Jupyter Notebook Cloudera CSD

October 29th, 2016

Running a Jupyter Notebook is as simple as executing jupyter notebook, assuming you have the libraries installed: pip install jupyter.

Doing this in a different environment (a Hadoop cluster) is basically the same. It requires a little bit more of sys admin experience (not much if you use the right tools) but problems really start when you don’t have admin access to the cluster nodes.

Some of the new ways of running a Jupyter Notebook use the Anaconda Parcel which is basically the Anaconda Distribution packaged in a different format so Cloudera manager can installed.

The “problem” with the parcel is that it only includes the libraries it doesn’t manage services (start, stop, restart). So the parcel is great if you already have a notebook server (maybe a multi-user Jupyter Hub server) that has access to the cluster and all you are missing is libraries for your Spark job.

Note that there are multiple solutions: Hue, Zeppelin or others, the Parcel works great with all of those since it will give you the libraries independent of the service.

Ok, what if you have no notebook server and just want a simple Jupyter Notebook server to have the same experience you have in a laptop.

A quick Google search on Cloudera + Jupyter Notebook will give multiple results on how to run a Jupyter Notebook in a Cloudera Hadoop cluster.

Some of these solution use the Anaconda Parcel and give a set of commands to start the Jupyter Notebook server manually.

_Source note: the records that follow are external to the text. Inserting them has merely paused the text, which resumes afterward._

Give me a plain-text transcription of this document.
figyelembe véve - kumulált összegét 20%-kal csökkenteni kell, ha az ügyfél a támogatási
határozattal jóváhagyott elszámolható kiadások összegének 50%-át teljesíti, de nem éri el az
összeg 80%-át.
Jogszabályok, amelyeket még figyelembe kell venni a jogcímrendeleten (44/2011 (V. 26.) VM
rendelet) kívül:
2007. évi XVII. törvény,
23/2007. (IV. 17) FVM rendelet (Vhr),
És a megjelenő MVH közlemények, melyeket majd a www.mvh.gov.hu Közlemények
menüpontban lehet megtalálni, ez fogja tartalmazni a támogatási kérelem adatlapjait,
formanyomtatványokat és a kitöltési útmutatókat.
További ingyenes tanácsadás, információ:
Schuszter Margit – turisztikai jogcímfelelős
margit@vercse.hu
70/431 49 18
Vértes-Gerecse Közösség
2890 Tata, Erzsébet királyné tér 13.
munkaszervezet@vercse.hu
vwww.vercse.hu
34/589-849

Custom Service Descriptor (CSD)

One idea that me and some colleagues had was to start (and manage) the service using Cloudera manager, it would be great to have the service in the same location as you Impala, Kudu and so on services. Cloudera makes this very easy with a Custom Service Descriptor (CSD).

My biggest surprise was while looking at their Hello World example is starting a python http server with python -m SimpleHTTPServer, the Jupyter notebook is basically the same!

It was very easy to change the example to make it run a Jupyter Notebook server.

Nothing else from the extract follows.